第72章 山での畑づくり(2009.8.23)
----------------------------------------------------------

山は手を入れるほど、その答えを出してくれる。自然を相手にする農業、その農業で人が唯一管理できるものが多分、土ということなんだろう。お天道様や水はなかなか管理できない。もちろん、水道の蛇口をひねって、ホースで水でもやれば可能だろうが、それは多分、農業とは呼べないだろう。食物プラントの中で人口太陽、水管理システムなどがあれば、話は別になるが、基本は土ということになる。そこで、良い土について考えてみた。最近、化学肥料や農薬に頼らない有機農業を売りにする生産者も増えてきた。牛や鶏などの生き物たちが排出する糞や米の糠や稲藁、雑草などの植物を使ったものが基本に土作りを行っているものだ。土の中に棲む多くの種類のバクテリアが、有機物の富んだ土を作り、それが作物の育成につながる。つまり、良い土作りとは目に見えないバクテリアがバランス良く棲むことができる世界を作ることが答えかもしれない。バクテリアが好む食べ物、水、温度の3点セットだが、特に、食べ物となる残飯や排泄物を継続的に供給できるシステムを構築することがポイントだろう。

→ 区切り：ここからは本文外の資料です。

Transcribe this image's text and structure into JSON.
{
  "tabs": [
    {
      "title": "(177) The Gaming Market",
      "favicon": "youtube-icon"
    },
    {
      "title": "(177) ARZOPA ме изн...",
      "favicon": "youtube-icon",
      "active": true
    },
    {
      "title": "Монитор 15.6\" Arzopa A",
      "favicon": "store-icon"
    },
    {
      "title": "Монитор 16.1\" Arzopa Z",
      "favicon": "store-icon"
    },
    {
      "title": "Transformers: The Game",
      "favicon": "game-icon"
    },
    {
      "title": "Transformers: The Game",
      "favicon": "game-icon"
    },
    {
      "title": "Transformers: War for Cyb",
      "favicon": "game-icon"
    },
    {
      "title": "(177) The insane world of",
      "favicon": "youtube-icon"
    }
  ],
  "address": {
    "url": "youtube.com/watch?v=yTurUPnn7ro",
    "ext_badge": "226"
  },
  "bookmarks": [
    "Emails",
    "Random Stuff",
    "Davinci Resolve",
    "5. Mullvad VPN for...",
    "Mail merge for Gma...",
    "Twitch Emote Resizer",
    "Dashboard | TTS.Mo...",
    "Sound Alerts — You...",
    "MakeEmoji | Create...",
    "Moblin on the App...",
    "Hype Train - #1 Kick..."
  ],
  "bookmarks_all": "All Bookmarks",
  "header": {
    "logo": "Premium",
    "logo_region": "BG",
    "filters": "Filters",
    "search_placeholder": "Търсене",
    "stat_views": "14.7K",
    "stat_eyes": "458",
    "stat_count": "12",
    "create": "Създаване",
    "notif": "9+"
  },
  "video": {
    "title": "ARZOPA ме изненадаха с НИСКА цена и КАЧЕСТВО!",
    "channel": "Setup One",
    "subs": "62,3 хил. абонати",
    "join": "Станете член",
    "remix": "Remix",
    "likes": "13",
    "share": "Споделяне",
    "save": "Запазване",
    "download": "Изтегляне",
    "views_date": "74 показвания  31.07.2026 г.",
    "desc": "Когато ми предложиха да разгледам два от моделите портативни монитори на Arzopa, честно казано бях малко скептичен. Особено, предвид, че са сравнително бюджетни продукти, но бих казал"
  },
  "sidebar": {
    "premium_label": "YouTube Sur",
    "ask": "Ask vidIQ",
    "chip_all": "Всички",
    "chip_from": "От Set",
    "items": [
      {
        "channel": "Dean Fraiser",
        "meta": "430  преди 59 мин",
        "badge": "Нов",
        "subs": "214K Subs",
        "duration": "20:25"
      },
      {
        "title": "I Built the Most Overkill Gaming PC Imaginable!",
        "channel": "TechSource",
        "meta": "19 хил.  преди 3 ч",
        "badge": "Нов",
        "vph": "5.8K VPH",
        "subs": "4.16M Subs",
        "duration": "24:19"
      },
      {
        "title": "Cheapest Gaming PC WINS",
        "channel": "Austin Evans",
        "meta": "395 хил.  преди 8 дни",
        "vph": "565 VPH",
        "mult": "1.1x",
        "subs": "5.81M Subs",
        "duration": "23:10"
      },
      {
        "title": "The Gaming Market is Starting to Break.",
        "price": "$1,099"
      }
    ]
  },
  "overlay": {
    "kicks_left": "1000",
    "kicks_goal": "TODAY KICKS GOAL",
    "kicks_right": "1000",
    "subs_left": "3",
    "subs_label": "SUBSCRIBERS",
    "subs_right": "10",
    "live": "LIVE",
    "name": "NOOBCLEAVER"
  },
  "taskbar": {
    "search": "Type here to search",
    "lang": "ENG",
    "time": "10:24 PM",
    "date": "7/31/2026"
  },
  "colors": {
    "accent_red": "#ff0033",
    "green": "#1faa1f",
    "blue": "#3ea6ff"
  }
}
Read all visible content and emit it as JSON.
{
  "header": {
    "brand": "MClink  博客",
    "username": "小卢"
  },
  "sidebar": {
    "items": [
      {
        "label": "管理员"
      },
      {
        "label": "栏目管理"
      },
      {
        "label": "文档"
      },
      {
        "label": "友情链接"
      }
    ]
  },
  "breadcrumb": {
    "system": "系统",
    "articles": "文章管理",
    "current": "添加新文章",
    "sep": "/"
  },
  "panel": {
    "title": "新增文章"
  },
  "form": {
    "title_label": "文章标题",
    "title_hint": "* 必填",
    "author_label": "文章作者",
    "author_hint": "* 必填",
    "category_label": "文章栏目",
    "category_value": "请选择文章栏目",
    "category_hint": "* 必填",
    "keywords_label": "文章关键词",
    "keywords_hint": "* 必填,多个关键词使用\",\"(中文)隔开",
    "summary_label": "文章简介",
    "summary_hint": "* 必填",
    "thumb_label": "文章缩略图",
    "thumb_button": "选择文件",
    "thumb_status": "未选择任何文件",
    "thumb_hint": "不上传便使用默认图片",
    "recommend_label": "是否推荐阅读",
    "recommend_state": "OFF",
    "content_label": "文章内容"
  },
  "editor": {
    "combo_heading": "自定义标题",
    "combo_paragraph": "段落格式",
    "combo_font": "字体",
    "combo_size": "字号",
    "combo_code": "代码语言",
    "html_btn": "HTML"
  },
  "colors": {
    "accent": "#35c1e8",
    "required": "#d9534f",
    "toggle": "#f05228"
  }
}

さて、そこで実践となるが、果たしてバクテリアの餌となる生ゴミを継続的に供給できるだろうか。飽食の時代、食いしん坊の我が家でも餌は毎晩、それこそ豊富に出てくるが、真夏にベランダのゴミ箱に半日でも置いておくと、腐敗臭が漂う。庭に穴を掘って埋めることもできるが、都会に棲む猫どもが夜な夜な出没しては、いろいろと悪さをする。生ゴミ製造機なるマシンもあるが、そこまでしてという思いもあり、どうもなじまない。コンポストもいいが、小蝿やゴキブリなどが湧くし、また、庭のスペースや美観にも課題がある。さて、どうしたものか。そこで考えた方法が生ゴミの冷凍化だ。幸い我が家では、外国暮らしの経験もあり、以前から冷凍専用の冷蔵庫がある。その中でカチンコチンに凍らせた生ゴミを山に運んでは、堆肥づくりを行っている。材料は、冷凍生ゴミに加え、現地に生えているススキや広葉樹の落ち葉が材料となる。たまにこれらの草木を燃やしては、その灰をゴミにも混ぜたりする。それに始めはあるものを加えることも忘れなかった。あるものとは、都会の庭に棲むミミズたちだ。ミミズは土を食べ、そこに含まれる有機物や微生物を消化吸収した上で糞として排泄する。農業では益虫の代表選手だ。さて、土作りの循環システムは構築できたが、果たして成果となるか、それはお楽しみだ。

「この土、やっとホクホクしてきた感じだね」
「ミミズの数も増えているようだね」
「ちょっと早いけど少しご馳走するよ」
「もう何か収穫できたの」
「この辺りが丁度ホクホクしているかなぁ」
「そんなの食べられるの」
「まだ、ちょっと、じゃりじゃりするけど、ミネラル豊富だよ」
「あっ、本当に食べた・・・土饅頭」
 (※良い子は絶対に真似をしないでください)

ということで、山の斜面に鍬を入れ、開墾した土地にまずは早生玉ねぎを植えることにした。例年、12月のクリスマスの頃には初雪があり、大晦日までには根雪となるため、その前に収穫できるかどうか。短い日差しの恵みを十分に受けさせるため、ここ2〜3年で急成長したミズキをチェーンソーで数本切り倒した。切り倒したミズキはこの冬の薪とする。玉ねぎは食べないだろうが鹿網も忘れないように張った。なお、生ゴミの処理の他に、もう一つ貴重な資源は、直接、地球に穴を掘って、済ませることになりそうだ。誰にも見られることもないし、たぶん見たくもないだろうが、やはりこれが極めて自然なやり方だろう。ついこの間まで厠がなかったことを思い出す。